Bei ihrer zurzeit laufenden Deutschland-Tournee beginnt Gianna Nannini ihre Auftritte mit dem Song „America“. Der markiert wieder ihre Hinwendung zu härterem Rock und auch ihr Faible für Janis Joplin. Sowohl die amerikanische Blues-Sängerin als auch die Konditorstochter aus Siena (Italien) sind mit rau-heiseren Stimmen berühmt geworden.

Um Wohlklang ging es ihnen selbst in den Balladen nie, sondern immer darum, echte Gefühle ausdrücken zu wollen – egal wie kratzig das auch klingt. Als Nannini 1979 ihr Album „California“ herausbrachte, verursachte sie in ihrer katholisch geprägten Heimat einen kleinen Skandal, weil die Freiheitsstatue auf dem Album-Cover statt der Fackel einen Vibrator in der Hand hielt.
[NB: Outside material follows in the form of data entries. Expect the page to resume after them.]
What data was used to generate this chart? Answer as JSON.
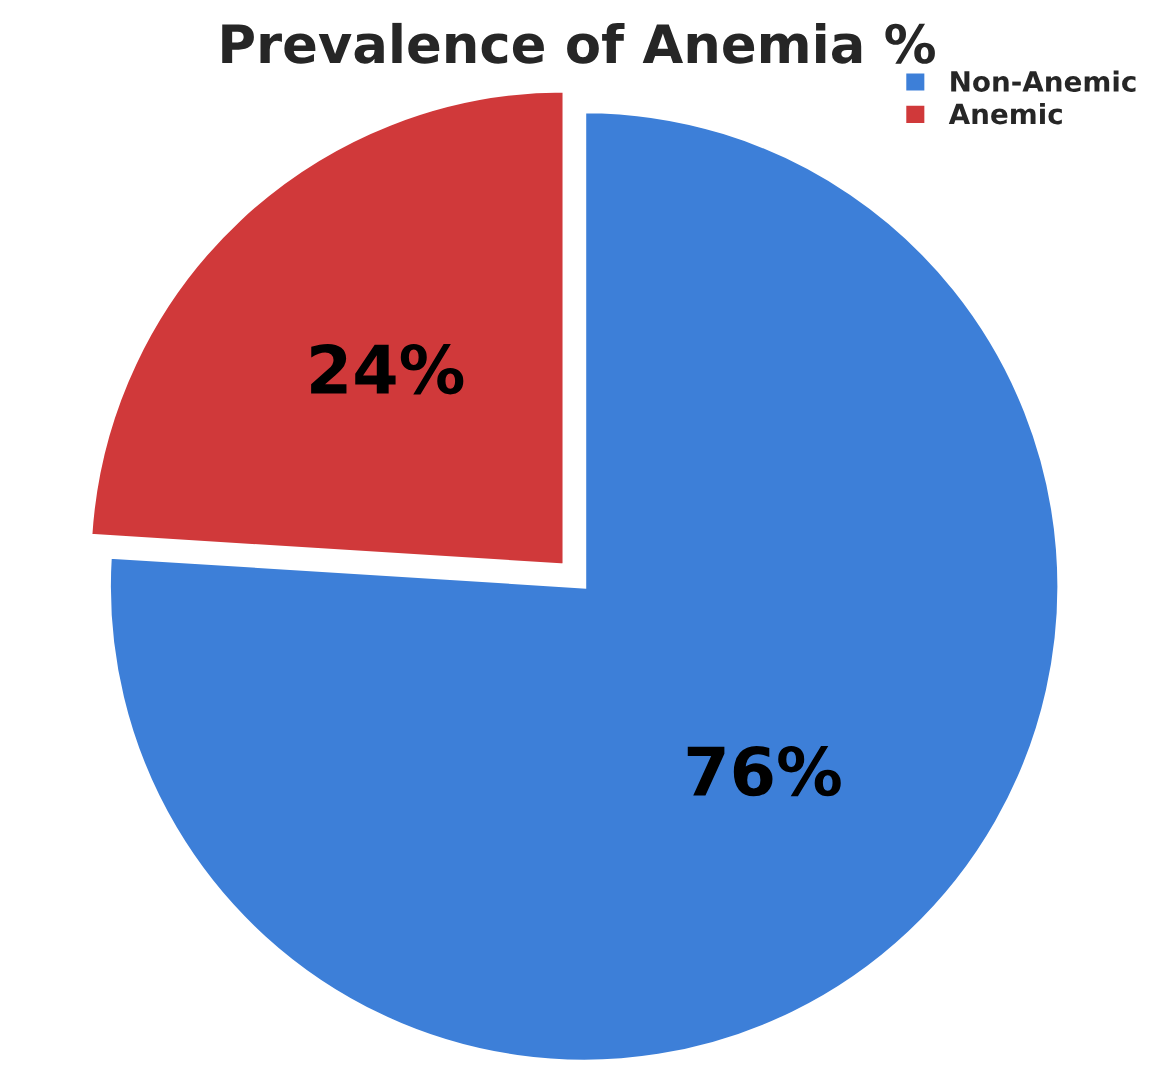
{
  "chart_data": {
    "type": "pie",
    "title": "Prevalence of Anemia %",
    "categories": [
      "Non-Anemic",
      "Anemic"
    ],
    "values": [
      76,
      24
    ],
    "colors": [
      "#3d7fd8",
      "#d0393a"
    ],
    "value_labels": [
      "76%",
      "24%"
    ],
    "legend": "top right"
  }
}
Aus ihrer feministischen Weltsicht hat die Sängerin aus der Toskana nie einen Hehl gemacht. Das hat ihr in ihrer Heimat nicht nur Freunde beschert, doch der selbstbewussten Künstlerin war das egal, zumal sie mit ihren Songs zu den erfolgreichsten Popsängern Italiens gehörte.
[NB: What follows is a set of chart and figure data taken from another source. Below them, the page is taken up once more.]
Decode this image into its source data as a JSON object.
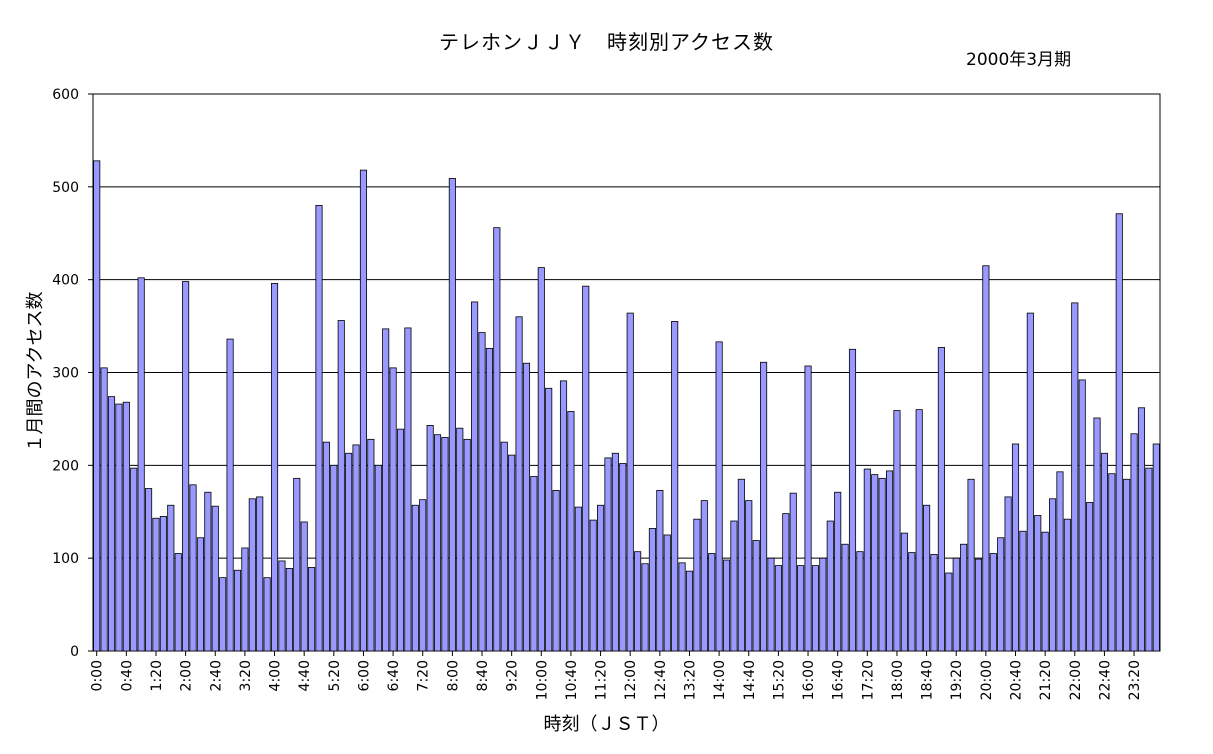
{
  "chart_data": {
    "type": "bar",
    "title": "テレホンＪＪＹ　時刻別アクセス数",
    "subtitle": "2000年3月期",
    "xlabel": "時刻（ＪＳＴ）",
    "ylabel": "１月間のアクセス数",
    "ylim": [
      0,
      600
    ],
    "yticks": [
      0,
      100,
      200,
      300,
      400,
      500,
      600
    ],
    "grid": true,
    "bar_color": "#9999ff",
    "tick_labels": [
      "0:00",
      "0:40",
      "1:20",
      "2:00",
      "2:40",
      "3:20",
      "4:00",
      "4:40",
      "5:20",
      "6:00",
      "6:40",
      "7:20",
      "8:00",
      "8:40",
      "9:20",
      "10:00",
      "10:40",
      "11:20",
      "12:00",
      "12:40",
      "13:20",
      "14:00",
      "14:40",
      "15:20",
      "16:00",
      "16:40",
      "17:20",
      "18:00",
      "18:40",
      "19:20",
      "20:00",
      "20:40",
      "21:20",
      "22:00",
      "22:40",
      "23:20"
    ],
    "interval_minutes": 10,
    "values": [
      528,
      305,
      274,
      266,
      268,
      197,
      402,
      175,
      143,
      145,
      157,
      105,
      398,
      179,
      122,
      171,
      156,
      79,
      336,
      87,
      111,
      164,
      166,
      79,
      396,
      97,
      89,
      186,
      139,
      90,
      480,
      225,
      200,
      356,
      213,
      222,
      518,
      228,
      200,
      347,
      305,
      239,
      348,
      157,
      163,
      243,
      233,
      230,
      509,
      240,
      228,
      376,
      343,
      326,
      456,
      225,
      211,
      360,
      310,
      188,
      413,
      283,
      173,
      291,
      258,
      155,
      393,
      141,
      157,
      208,
      213,
      202,
      364,
      107,
      94,
      132,
      173,
      125,
      355,
      95,
      86,
      142,
      162,
      105,
      333,
      98,
      140,
      185,
      162,
      119,
      311,
      100,
      92,
      148,
      170,
      92,
      307,
      92,
      100,
      140,
      171,
      115,
      325,
      107,
      196,
      190,
      186,
      194,
      259,
      127,
      106,
      260,
      157,
      104,
      327,
      84,
      100,
      115,
      185,
      99,
      415,
      105,
      122,
      166,
      223,
      129,
      364,
      146,
      128,
      164,
      193,
      142,
      375,
      292,
      160,
      251,
      213,
      191,
      471,
      185,
      234,
      262,
      197,
      223
    ]
  }
}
In die Schlagzeilen kam die 62-Jährige zuletzt vor zwei Jahren, allerdings in einer Angelegenheit, die sie lieber nicht in der Öffentlichkeit ausgebreitet gesehen hätte. Nannini wurde wegen Steuerhinterziehung in Höhe von 3,7 Millionen Euro belangt, ihre Villa in Siena sowie ihr Reitstall wurden von den Finanzbehörden beschlagnahmt. Darüber hinaus erhielt sie eine 14-monatige Haftstrafe, allerdings musste sie nicht ins Gefängnis wie FC-Bayern-Präsident Uli Hoeneß wegen des gleichen Delikts; Gianna Nannini kam mit einer Bewährungsstrafe davon. Die Steuern sind nachgezahlt, und deshalb konnte die Sängerin, auf die das Klischee der „Rockröhre“ wirklich passt, mit einem Best-of-Programm auf Tour gehen. In Hamburg wird sie an diesem Sonntag zum ersten Mal im Mehr!-Theater auftreten.

Wenn sie in die Hansestadt kommt, hat die Popkünstlerin aus der Toskana nicht nur eine fünfköpfige Band, sondern auch sechs Streicher und zwei Background-Sängerinnen dabei. Freuen dürfen sich ihre Fans auf ein Programm mit Hits von „Latin Lover“ und „I maschi“ über „Bello e impossibile“ und „Meravigliosa creatura“ bis hin zu „Un estate italiana“. Auch der italienischen Gassenhauer „Volare“ fehlt nicht im Repertoire – Gelegenheiten genug für ihre Fans mitzusingen, in Erinnerungen an den vorigen Italien-Urlaub zu schwelgen oder sich einfach nur an der Energie und der Explosivität dieser Powerfrau zu erfreuen. Neue Songs finden sich nicht auf der Setlist, aber die erwartet eigentlich auch ­niemand.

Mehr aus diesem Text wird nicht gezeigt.